Das MacBook Pro auf Basis des Apple M5 soll doch erst Anfang 2026 auf den Markt kommen. (Bildquelle: Notebookcheck)
Das MacBook Pro auf Basis des Apple M5 soll doch erst Anfang 2026 auf den Markt kommen. (Bildquelle: Notebookcheck)
Das MacBook Pro der nächsten Generation soll erst Anfang nächsten Jahres auf den Markt kommen, später als bisher erwartet. Apple hat laut eines neuen Berichts von Bloomberg dennoch große Pläne für die nächsten zwölf Monate, vom iPad Pro mit Apple M5 im Herbst bis hin zu einem Nachfolger des Studio Display.

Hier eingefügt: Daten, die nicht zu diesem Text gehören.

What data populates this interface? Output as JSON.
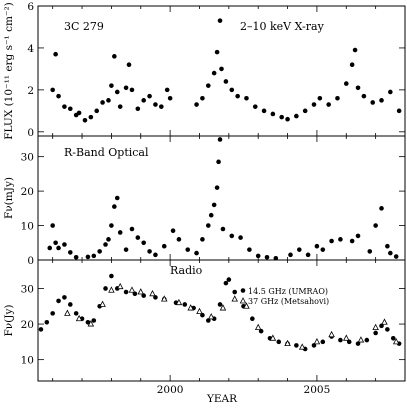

Nachdem geleakte Identifikations-Nummern und der Code einer internen Version von iOS 18 bereits Hinweise zu Apples Zukunftsplänen geliefert haben, nennt ein Bericht von Bloomberg einige neue Details dazu, welche Apple-Produkte in den nächsten zwölf Monaten zu erwarten sind.

Das Line-up für das zweite Halbjahr 2025 hält kaum Überraschungen parat, denn Apple dürfte wie üblich im September neue iPhones und Apple Watches ankündigen, im Oktober folgt das iPad Pro auf Basis des Apple M5, das ansonsten aber relativ wenige Neuerungen erhalten dürfte. Auch Apple Vision Pro soll einen Nachfolger erhalten, der allerdings nur ein Upgrade auf den Apple M4 sowie ein komfortableres Kopfband erhalten soll. Somit sollen bis Ende des Jahres folgende Apple-Produkte auf den Markt kommen:

Apple-Roadmap H2 2025:

  • iPhone 17, iPhone 17 Air, iPhone 17 Pro (Max)
  • Apple Watch Series 11
  • Apple Watch Ultra 3
  • Apple Watch SE
  • Apple Vision Pro 2
  • Apple iPad Pro mit Apple M5

Frühere Gerüchte deuteten darüber hinaus auf ein neues Apple TV 4K (ca. 169 Euro auf Amazon) sowie auf einen HomePod mini, die erstmals mit einem von Apple entwickelten Wi-Fi-Chip ausgestattet sein sollen. Auffällig abwesend in dieser Liste ist das MacBook Pro der nächsten Generation auf Basis des Apple M5 Pro und des M5 Max – dieses wurde laut Bloomberg auf Anfang 2026 verschoben. Dabei handelt es sich angeblich um das letzte Modell mit dem altbekannten Design, bevor das MacBook Pro ein dünneres, leichteres Gehäuse sowie ein OLED-Display erhalten soll.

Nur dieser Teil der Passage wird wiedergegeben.